Timber flooring is one of the most popular and attractive types of flooring. But, they are not good in fire resistance and damp resistance.
Timber flooring is a popular choice for adding warmth and natural character to homes and commercial spaces. It is a durable and long-lasting flooring option. Whether you are renovating your home or designing a new room, timber flooring can provide a beautiful solution for your flooring needs.
Although it is a good flooring option but cannot be used everywhere, as its price is much higher than other floorings, and is often not possible due to the lack of fair quality wood.
The timber floor is to be best suited for areas where the timber is easily available. This is why in our country this floor is mostly used in hilly areas.
They are also used for specific purposes made halls like dancing halls, auditoriums, etc. This floor, as far as possible, should not be used for ground floors but if they have to be, a cover of an impervious material should be provided throughout the area of the buildings below the ground floor in order to prevent dampness.
Read Also: Characteristics of a Good Timber
Methods of Construction
Timber flooring can be provided in the following methods:
- Wooden block floors
- Strip flooring
- Wall plates and sleeper wall flooring
1. Wooden block floors
In this method of construction, at first, a layer of concrete around 15 mm thick is prepared. After the base concrete has fully set and hardened, it is left to dry completely.
Now the concrete base is covered with a layer of mastic asphalt or bitumen and then, the short wooden blocks somewhat thicker like brick are laid over this prepared base.
Generally, the size of the wooden blocks varying from 200 mm*80 mm to 300 mm*80 mm, and the thickness of these blocks are ranging between 20 mm to 40 mm.
In order to bind the wooden blocks together and also to impart resistance to the surface, hot bitumen is poured over the wooden block pavement. The hot bitumen will penetrate the wooden blocks and keep them bonded.
2. Strip flooring
In this case, the base of cement concrete 15 cm thick is laid. While laying the concrete layer, wooden strips trapezoidal in section are embedded in it by maintaining the top level of the strip slightly above the surface of the concrete layer. While embedding, the wider face of the strips is kept embedded. This measure does not allow the strips to be dislodged. Once the cement concrete has fully set, timber planks are nailed straightway to the embedded strips.

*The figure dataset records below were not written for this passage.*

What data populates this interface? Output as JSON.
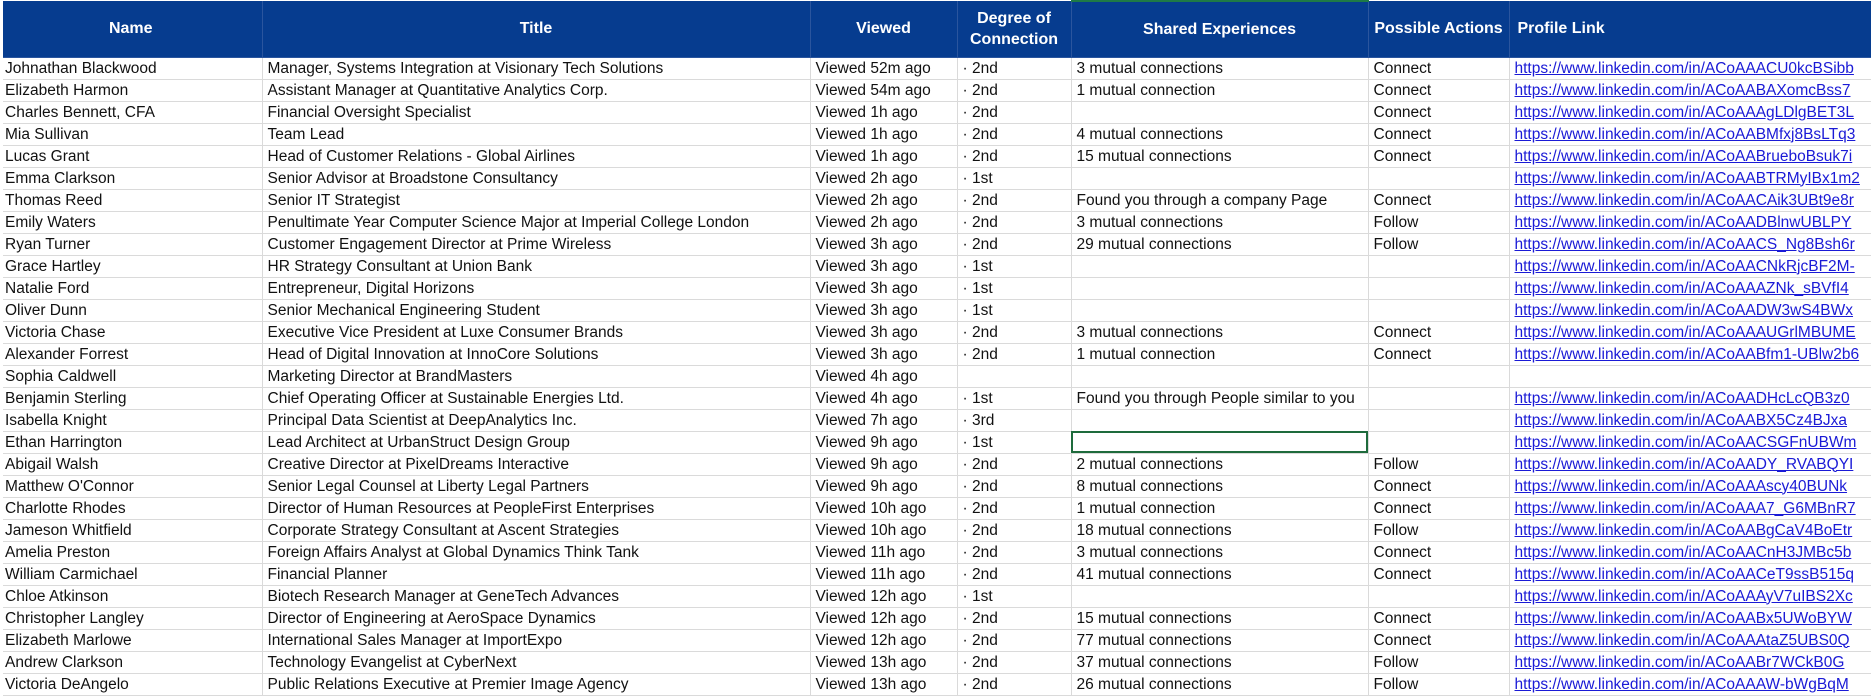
{
  "headers": {
    "name": "Name",
    "title": "Title",
    "viewed": "Viewed",
    "degree": "Degree of Connection",
    "shared": "Shared Experiences",
    "actions": "Possible Actions",
    "link": "Profile Link"
  },
  "rows": [
    {
      "name": "Johnathan Blackwood",
      "title": "Manager, Systems Integration at Visionary Tech Solutions",
      "viewed": "Viewed 52m ago",
      "degree": "· 2nd",
      "shared": "3 mutual connections",
      "action": "Connect",
      "link": "https://www.linkedin.com/in/ACoAAACU0kcBSibb"
    },
    {
      "name": "Elizabeth Harmon",
      "title": "Assistant Manager at Quantitative Analytics Corp.",
      "viewed": "Viewed 54m ago",
      "degree": "· 2nd",
      "shared": "1 mutual connection",
      "action": "Connect",
      "link": "https://www.linkedin.com/in/ACoAABAXomcBss7"
    },
    {
      "name": "Charles Bennett, CFA",
      "title": "Financial Oversight Specialist",
      "viewed": "Viewed 1h ago",
      "degree": "· 2nd",
      "shared": "",
      "action": "Connect",
      "link": "https://www.linkedin.com/in/ACoAAAgLDlgBET3L"
    },
    {
      "name": "Mia Sullivan",
      "title": "Team Lead",
      "viewed": "Viewed 1h ago",
      "degree": "· 2nd",
      "shared": "4 mutual connections",
      "action": "Connect",
      "link": "https://www.linkedin.com/in/ACoAABMfxj8BsLTq3"
    },
    {
      "name": "Lucas Grant",
      "title": "Head of Customer Relations - Global Airlines",
      "viewed": "Viewed 1h ago",
      "degree": "· 2nd",
      "shared": "15 mutual connections",
      "action": "Connect",
      "link": "https://www.linkedin.com/in/ACoAABrueboBsuk7i"
    },
    {
      "name": "Emma Clarkson",
      "title": "Senior Advisor at Broadstone Consultancy",
      "viewed": "Viewed 2h ago",
      "degree": "· 1st",
      "shared": "",
      "action": "",
      "link": "https://www.linkedin.com/in/ACoAABTRMyIBx1m2"
    },
    {
      "name": "Thomas Reed",
      "title": "Senior IT Strategist",
      "viewed": "Viewed 2h ago",
      "degree": "· 2nd",
      "shared": "Found you through a company Page",
      "action": "Connect",
      "link": "https://www.linkedin.com/in/ACoAACAik3UBt9e8r"
    },
    {
      "name": "Emily Waters",
      "title": "Penultimate Year Computer Science Major at Imperial College London",
      "viewed": "Viewed 2h ago",
      "degree": "· 2nd",
      "shared": "3 mutual connections",
      "action": "Follow",
      "link": "https://www.linkedin.com/in/ACoAADBlnwUBLPY"
    },
    {
      "name": "Ryan Turner",
      "title": "Customer Engagement Director at Prime Wireless",
      "viewed": "Viewed 3h ago",
      "degree": "· 2nd",
      "shared": "29 mutual connections",
      "action": "Follow",
      "link": "https://www.linkedin.com/in/ACoAACS_Ng8Bsh6r"
    },
    {
      "name": "Grace Hartley",
      "title": "HR Strategy Consultant at Union Bank",
      "viewed": "Viewed 3h ago",
      "degree": "· 1st",
      "shared": "",
      "action": "",
      "link": "https://www.linkedin.com/in/ACoAACNkRjcBF2M-"
    },
    {
      "name": "Natalie Ford",
      "title": "Entrepreneur, Digital Horizons",
      "viewed": "Viewed 3h ago",
      "degree": "· 1st",
      "shared": "",
      "action": "",
      "link": "https://www.linkedin.com/in/ACoAAAZNk_sBVfI4"
    },
    {
      "name": "Oliver Dunn",
      "title": "Senior Mechanical Engineering Student",
      "viewed": "Viewed 3h ago",
      "degree": "· 1st",
      "shared": "",
      "action": "",
      "link": "https://www.linkedin.com/in/ACoAADW3wS4BWx"
    },
    {
      "name": "Victoria Chase",
      "title": "Executive Vice President at Luxe Consumer Brands",
      "viewed": "Viewed 3h ago",
      "degree": "· 2nd",
      "shared": "3 mutual connections",
      "action": "Connect",
      "link": "https://www.linkedin.com/in/ACoAAAUGrlMBUME"
    },
    {
      "name": "Alexander Forrest",
      "title": "Head of Digital Innovation at InnoCore Solutions",
      "viewed": "Viewed 3h ago",
      "degree": "· 2nd",
      "shared": "1 mutual connection",
      "action": "Connect",
      "link": "https://www.linkedin.com/in/ACoAABfm1-UBlw2b6"
    },
    {
      "name": "Sophia Caldwell",
      "title": "Marketing Director at BrandMasters",
      "viewed": "Viewed 4h ago",
      "degree": "",
      "shared": "",
      "action": "",
      "link": ""
    },
    {
      "name": "Benjamin Sterling",
      "title": "Chief Operating Officer at Sustainable Energies Ltd.",
      "viewed": "Viewed 4h ago",
      "degree": "· 1st",
      "shared": "Found you through People similar to you",
      "action": "",
      "link": "https://www.linkedin.com/in/ACoAADHcLcQB3z0"
    },
    {
      "name": "Isabella Knight",
      "title": "Principal Data Scientist at DeepAnalytics Inc.",
      "viewed": "Viewed 7h ago",
      "degree": "· 3rd",
      "shared": "",
      "action": "",
      "link": "https://www.linkedin.com/in/ACoAABX5Cz4BJxa"
    },
    {
      "name": "Ethan Harrington",
      "title": "Lead Architect at UrbanStruct Design Group",
      "viewed": "Viewed 9h ago",
      "degree": "· 1st",
      "shared": "",
      "action": "",
      "link": "https://www.linkedin.com/in/ACoAACSGFnUBWm"
    },
    {
      "name": "Abigail Walsh",
      "title": "Creative Director at PixelDreams Interactive",
      "viewed": "Viewed 9h ago",
      "degree": "· 2nd",
      "shared": "2 mutual connections",
      "action": "Follow",
      "link": "https://www.linkedin.com/in/ACoAADY_RVABQYI"
    },
    {
      "name": "Matthew O'Connor",
      "title": "Senior Legal Counsel at Liberty Legal Partners",
      "viewed": "Viewed 9h ago",
      "degree": "· 2nd",
      "shared": "8 mutual connections",
      "action": "Connect",
      "link": "https://www.linkedin.com/in/ACoAAAscy40BUNk"
    },
    {
      "name": "Charlotte Rhodes",
      "title": "Director of Human Resources at PeopleFirst Enterprises",
      "viewed": "Viewed 10h ago",
      "degree": "· 2nd",
      "shared": "1 mutual connection",
      "action": "Connect",
      "link": "https://www.linkedin.com/in/ACoAAA7_G6MBnR7"
    },
    {
      "name": "Jameson Whitfield",
      "title": "Corporate Strategy Consultant at Ascent Strategies",
      "viewed": "Viewed 10h ago",
      "degree": "· 2nd",
      "shared": "18 mutual connections",
      "action": "Follow",
      "link": "https://www.linkedin.com/in/ACoAABgCaV4BoEtr"
    },
    {
      "name": "Amelia Preston",
      "title": "Foreign Affairs Analyst at Global Dynamics Think Tank",
      "viewed": "Viewed 11h ago",
      "degree": "· 2nd",
      "shared": "3 mutual connections",
      "action": "Connect",
      "link": "https://www.linkedin.com/in/ACoAACnH3JMBc5b"
    },
    {
      "name": "William Carmichael",
      "title": "Financial Planner",
      "viewed": "Viewed 11h ago",
      "degree": "· 2nd",
      "shared": "41 mutual connections",
      "action": "Connect",
      "link": "https://www.linkedin.com/in/ACoAACeT9ssB515q"
    },
    {
      "name": "Chloe Atkinson",
      "title": "Biotech Research Manager at GeneTech Advances",
      "viewed": "Viewed 12h ago",
      "degree": "· 1st",
      "shared": "",
      "action": "",
      "link": "https://www.linkedin.com/in/ACoAAAyV7uIBS2Xc"
    },
    {
      "name": "Christopher Langley",
      "title": "Director of Engineering at AeroSpace Dynamics",
      "viewed": "Viewed 12h ago",
      "degree": "· 2nd",
      "shared": "15 mutual connections",
      "action": "Connect",
      "link": "https://www.linkedin.com/in/ACoAABx5UWoBYW"
    },
    {
      "name": "Elizabeth Marlowe",
      "title": "International Sales Manager at ImportExpo",
      "viewed": "Viewed 12h ago",
      "degree": "· 2nd",
      "shared": "77 mutual connections",
      "action": "Connect",
      "link": "https://www.linkedin.com/in/ACoAAAtaZ5UBS0Q"
    },
    {
      "name": "Andrew Clarkson",
      "title": "Technology Evangelist at CyberNext",
      "viewed": "Viewed 13h ago",
      "degree": "· 2nd",
      "shared": "37 mutual connections",
      "action": "Follow",
      "link": "https://www.linkedin.com/in/ACoAABr7WCkB0G"
    },
    {
      "name": "Victoria DeAngelo",
      "title": "Public Relations Executive at Premier Image Agency",
      "viewed": "Viewed 13h ago",
      "degree": "· 2nd",
      "shared": "26 mutual connections",
      "action": "Follow",
      "link": "https://www.linkedin.com/in/ACoAAAW-bWgBqM"
    }
  ],
  "colors": {
    "header_bg": "#063c8f",
    "header_text": "#ffffff",
    "link": "#1a1ad6",
    "selection": "#1e6b3c"
  }
}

While fixing the wooden planks some open space is left between the underside of the planks and the upper surface of the concrete layer. This open space should be ventilated properly either through the air bricks or in a different way.
3. Wall plates and sleeper wall flooring
This type of floor is provided where chances of the rise of dampness are very likely. Timber boards are supported on timber joists which in turn remain nailed to wall plates.
In case the room is very large, intermediate, dwarf walls are constructed to support the joists. Intermediate walls are termed dwarf walls or sleeper walls.
A longitudinal timber piece is fixed on the top of the sleeper walls and timber joists are nailed to this piece. The sleeper walls are generally 10 cm thick and are honey-combed.
In order to prevent the dampness from rising, a 15 cm layer of cement concrete is applied covering the whole area of the floor. D.P.C is applied throughout the width of the wall immediately below the wall plate.
The hollow space between the flooring and the concrete is kept properly ventilated by keeping openings in the main wall above ground level.
These openings are fitted with wire netting to prevent rats and vermins from getting access into the hollow space. Planks used for the boarding may be jointed to each other by tongued and grooved joints, rebated joints, or simple butt joints. Timber to be used for flooring should be of the best quality, well-seasoned, and free from cracks, knots, and other defects.